Knowing your consumer
- Easily queryable, no complex data types
- Compact and harder to query usually done to reduce storage space.
- ML models as consumer
- Customers: Should be very to interpret charts
Some of the biggest problems in data engineering occur when data is modeled for the wrong consumer!
- OLAP is looking at the entire database or a subset of the database whereas OLTP is mostly looking at a single entities or a few rows, ex: one user. Hence the performance and modelling mechanisms vary.
- Master Data is the middle ground between OLAP and OLTP.
- Production database snapshots → master data → OLAP cubes (slice and dice, easy group by) → metrics
Cumulative Table Design
Used to bring data across multiple timeframes into a single table or dataframe. Example: Data over multiple days where users login only on a few days. Cumulative table design will FULL OUTER JOIN all the dataframes with COALESCE values. This way history is preserved.
Can be used for state tracking where the same data goes through different state transitions. Example: dead → live → backburner etc.
Steps:
- FULL OUTER JOIN
- COALECSE ids and unchanging dimensions
- Compute cumulation metrics (eg: Number of days in-active)
- Combine arrays and changing values
- Usability vs compactness tradeoff
- arrays vs structs vs maps
- Run length encoding is a form of compression which removes duplicates.
New commands
- UNNEST: expands the array column into multiple row entires
- CARDINALITY function returns the size of the array
- Idempotent pipelines: Pipeline result should not change if inputs haven’t changed even if run multiple times
- Using INSERT INTO with MERGE or INSERT OVERWRITE. INSERT INTO should never be used ?
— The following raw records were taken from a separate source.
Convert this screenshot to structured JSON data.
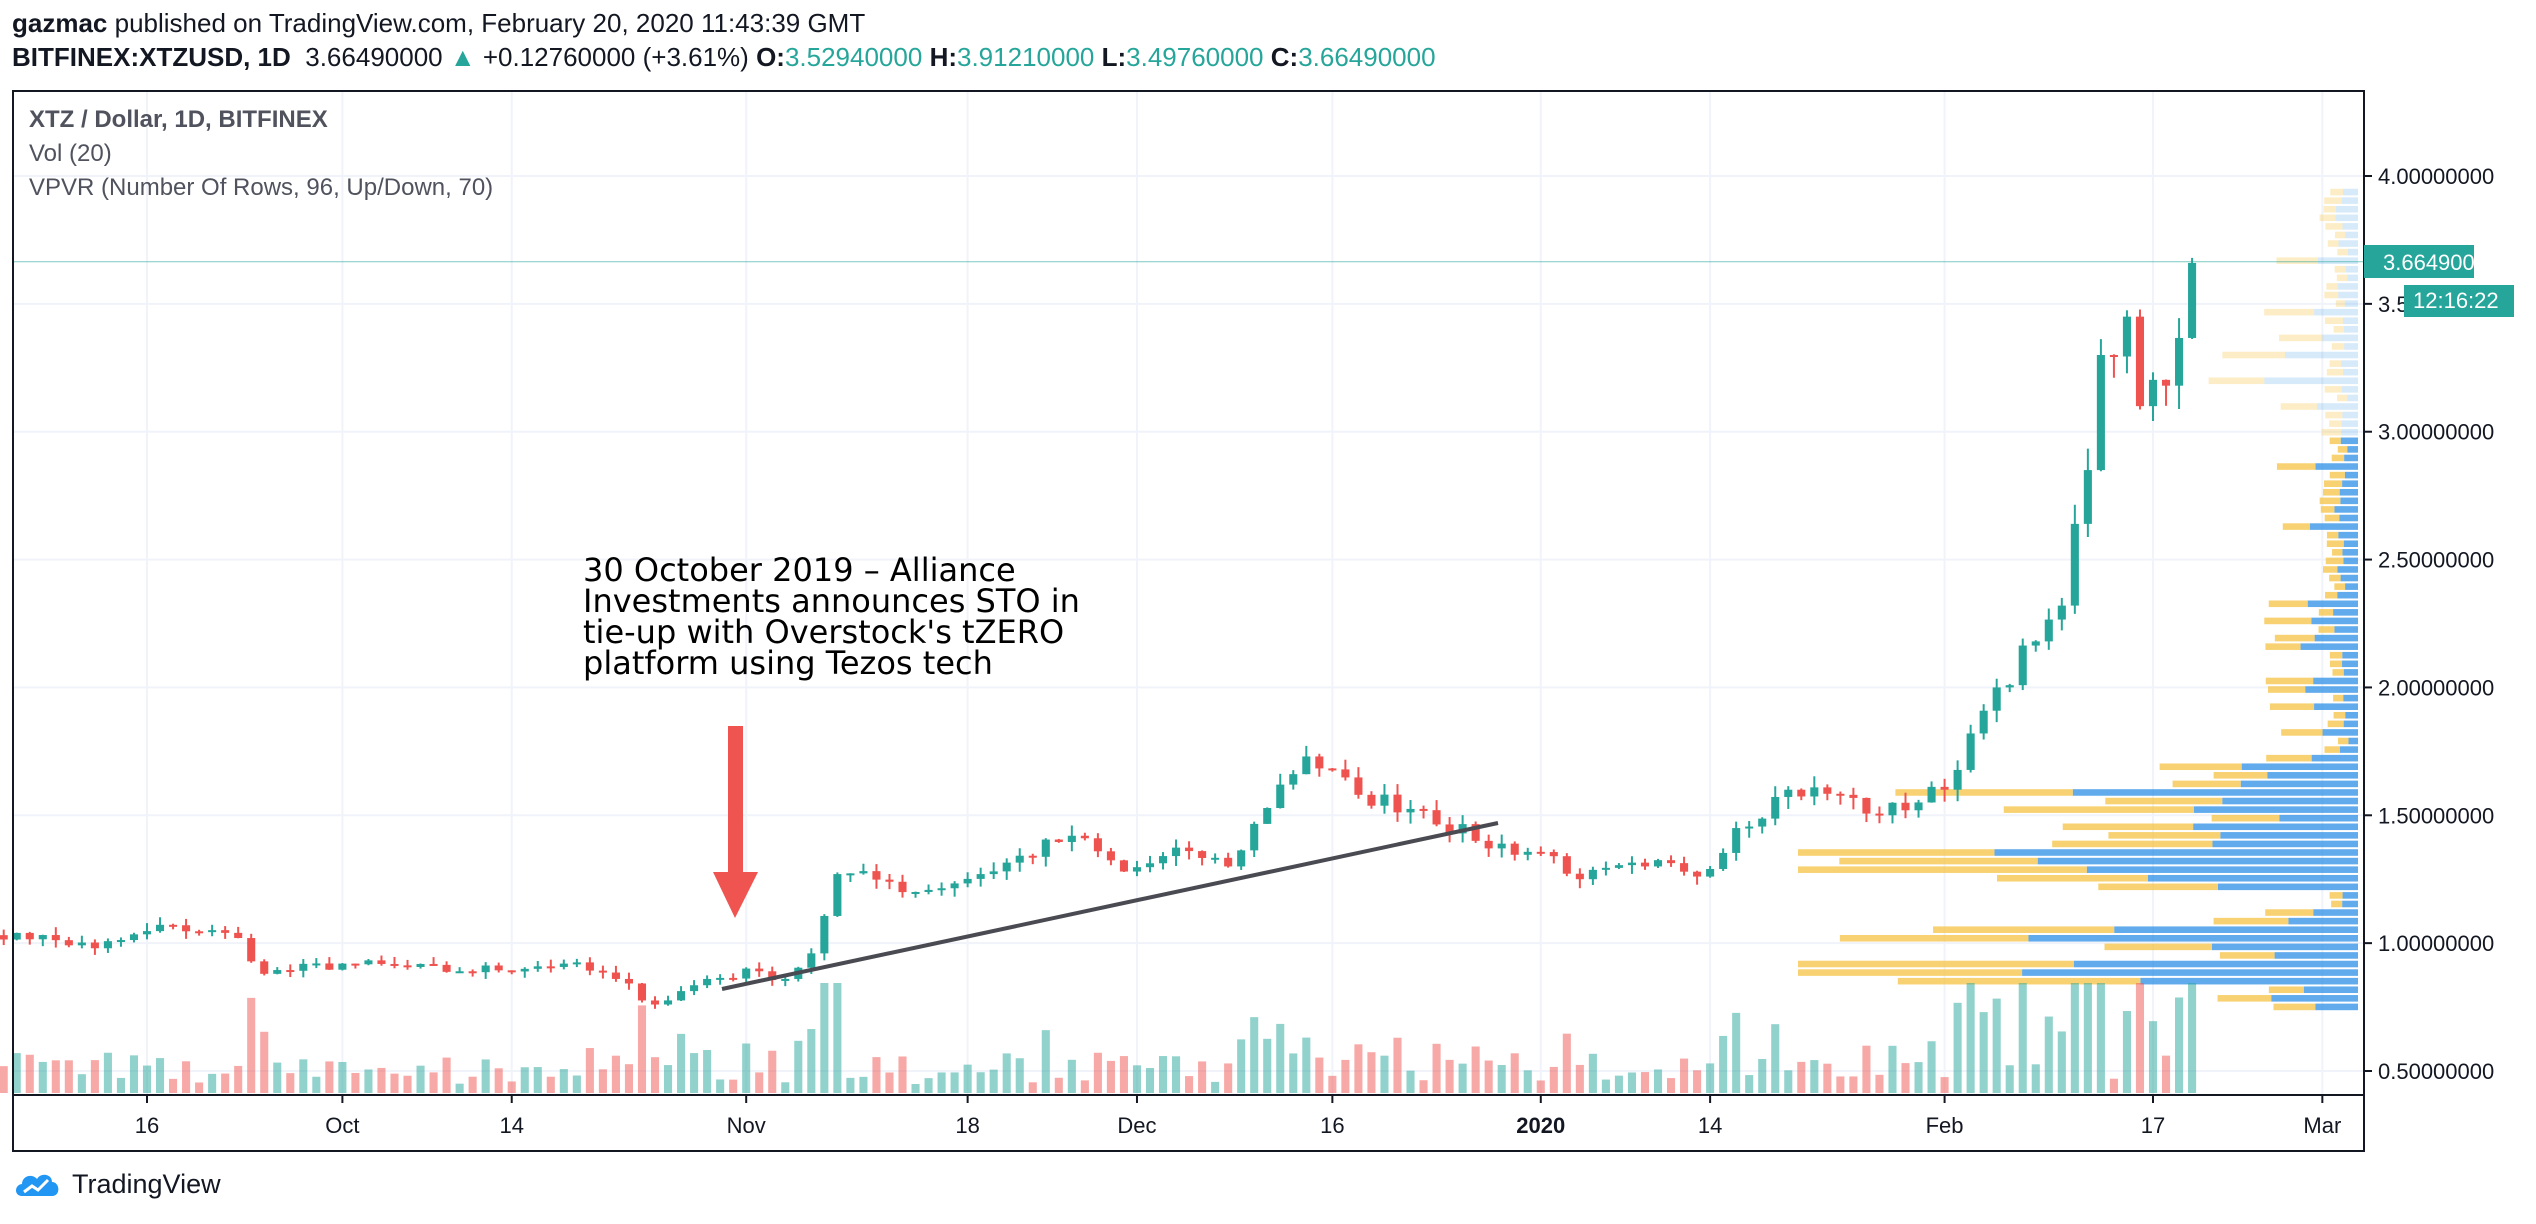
{
  "header": {
    "author": "gazmac",
    "published_text": "published on TradingView.com, February 20, 2020 11:43:39 GMT",
    "symbol": "BITFINEX:XTZUSD, 1D",
    "last": "3.66490000",
    "change": "+0.12760000 (+3.61%)",
    "o_label": "O:",
    "o": "3.52940000",
    "h_label": "H:",
    "h": "3.91210000",
    "l_label": "L:",
    "l": "3.49760000",
    "c_label": "C:",
    "c": "3.66490000"
  },
  "legend": {
    "line1": "XTZ / Dollar, 1D, BITFINEX",
    "line2": "Vol (20)",
    "line3": "VPVR (Number Of Rows, 96, Up/Down, 70)"
  },
  "annotation": {
    "lines": [
      "30 October 2019 – Alliance",
      "Investments announces STO in",
      "tie-up with Overstock's tZERO",
      "platform using Tezos tech"
    ]
  },
  "price_labels": {
    "last_price": "3.66490000",
    "countdown": "12:16:22"
  },
  "footer": {
    "brand": "TradingView"
  },
  "colors": {
    "up": "#26a69a",
    "down": "#ef5350",
    "vpvr_up": "#1e88e5",
    "vpvr_down": "#f6c343",
    "arrow": "#f05451",
    "trendline": "#4a4a52"
  },
  "chart_data": {
    "type": "candlestick",
    "title": "XTZ / Dollar, 1D, BITFINEX",
    "ylim": [
      0.4,
      4.15
    ],
    "y_ticks": [
      "4.00000000",
      "3.50000000",
      "3.00000000",
      "2.50000000",
      "2.00000000",
      "1.50000000",
      "1.00000000",
      "0.50000000"
    ],
    "y_tick_values": [
      4.0,
      3.5,
      3.0,
      2.5,
      2.0,
      1.5,
      1.0,
      0.5
    ],
    "x_ticks": [
      "16",
      "Oct",
      "14",
      "Nov",
      "18",
      "Dec",
      "16",
      "2020",
      "14",
      "Feb",
      "17",
      "Mar"
    ],
    "x_tick_dates": [
      "2019-09-16",
      "2019-10-01",
      "2019-10-14",
      "2019-11-01",
      "2019-11-18",
      "2019-12-01",
      "2019-12-16",
      "2020-01-01",
      "2020-01-14",
      "2020-02-01",
      "2020-02-17",
      "2020-03-01"
    ],
    "date_range": [
      "2019-09-02",
      "2020-03-02"
    ],
    "anchors": [
      {
        "date": "2019-09-02",
        "close": 0.98
      },
      {
        "date": "2019-09-06",
        "close": 1.04
      },
      {
        "date": "2019-09-12",
        "close": 0.98
      },
      {
        "date": "2019-09-18",
        "close": 1.07
      },
      {
        "date": "2019-09-23",
        "close": 1.02
      },
      {
        "date": "2019-09-25",
        "close": 0.88
      },
      {
        "date": "2019-10-01",
        "close": 0.92
      },
      {
        "date": "2019-10-10",
        "close": 0.89
      },
      {
        "date": "2019-10-18",
        "close": 0.92
      },
      {
        "date": "2019-10-22",
        "close": 0.86
      },
      {
        "date": "2019-10-25",
        "close": 0.76
      },
      {
        "date": "2019-10-29",
        "close": 0.86
      },
      {
        "date": "2019-11-02",
        "close": 0.89
      },
      {
        "date": "2019-11-04",
        "close": 0.86
      },
      {
        "date": "2019-11-06",
        "close": 0.96
      },
      {
        "date": "2019-11-08",
        "close": 1.27
      },
      {
        "date": "2019-11-12",
        "close": 1.24
      },
      {
        "date": "2019-11-14",
        "close": 1.2
      },
      {
        "date": "2019-11-19",
        "close": 1.27
      },
      {
        "date": "2019-11-26",
        "close": 1.42
      },
      {
        "date": "2019-11-30",
        "close": 1.28
      },
      {
        "date": "2019-12-05",
        "close": 1.36
      },
      {
        "date": "2019-12-08",
        "close": 1.3
      },
      {
        "date": "2019-12-12",
        "close": 1.62
      },
      {
        "date": "2019-12-14",
        "close": 1.73
      },
      {
        "date": "2019-12-18",
        "close": 1.58
      },
      {
        "date": "2019-12-23",
        "close": 1.52
      },
      {
        "date": "2019-12-27",
        "close": 1.4
      },
      {
        "date": "2020-01-02",
        "close": 1.34
      },
      {
        "date": "2020-01-04",
        "close": 1.25
      },
      {
        "date": "2020-01-09",
        "close": 1.3
      },
      {
        "date": "2020-01-14",
        "close": 1.29
      },
      {
        "date": "2020-01-16",
        "close": 1.45
      },
      {
        "date": "2020-01-20",
        "close": 1.6
      },
      {
        "date": "2020-01-24",
        "close": 1.58
      },
      {
        "date": "2020-01-27",
        "close": 1.5
      },
      {
        "date": "2020-02-01",
        "close": 1.6
      },
      {
        "date": "2020-02-03",
        "close": 1.82
      },
      {
        "date": "2020-02-05",
        "close": 2.0
      },
      {
        "date": "2020-02-08",
        "close": 2.18
      },
      {
        "date": "2020-02-10",
        "close": 2.32
      },
      {
        "date": "2020-02-12",
        "close": 2.85
      },
      {
        "date": "2020-02-13",
        "close": 3.3
      },
      {
        "date": "2020-02-15",
        "close": 3.45
      },
      {
        "date": "2020-02-16",
        "close": 3.1
      },
      {
        "date": "2020-02-18",
        "close": 3.18
      },
      {
        "date": "2020-02-20",
        "close": 3.66
      }
    ]
  }
}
- Using start_date > and end_date <
- Using partition sensors.
- This basically means, running the pipeline without insufficient data. Say we need 3 tables of data for the pipeline but the pipeline runs too early with only 2 tables and the 3rd table not yet populated.
- Using
depends_on_past
- Do not rely on
latest
metric. If data isn’t ready, it might look at previous data which is technically still latest.
- SCD: Slowly changing dimension
- Dimension vs metric ? He mentions heart rate is a rapidly changing dimension but also mentioned that it could be a metric and not dimension.
- Types of SCD:
- Type 0: never changing
- Type 1: Changes but we only care about latest data
- Type 2: Care about what the value was from start_date to end_date
- Additive vs Non-Additive dimensions
- Can the user be 2 things at the same time ? If not, that dimension is not additive (thing being a value for that dimension).
Questions
- Fact data modelling, what is it ? What was mentioned is the video is that OLTP, OLAP and master data modelling methods are
Dimensional data modelling
. - What is shuffle ? is it just randomly ordering data or is there more to it ? Why is it talked about often in the video ? I get that shuffling data will break compression but why would we even shuffle ? This was mentioned in Badness of denormalized temporal dimensions.
- he mentions that spark joins will shuffle the data.
- He also mentions that having arrays will auto sort on explosion ?
- What is temporal cardinality explosions of dimensions ? He talk about either using an array for all nights or having another table with all nights and FK to the listing table. Apart from compression deets, what is the title talking about ?
- Why is ENUM for country dimension is bad ? The reason given in the video is that the number of values are greater than 200. Wouldn’t an ENUM make sense where we have fixed cardinality for a dimension ? How often do we think a country would be added or removed 🤔
- What da hell is broadcast join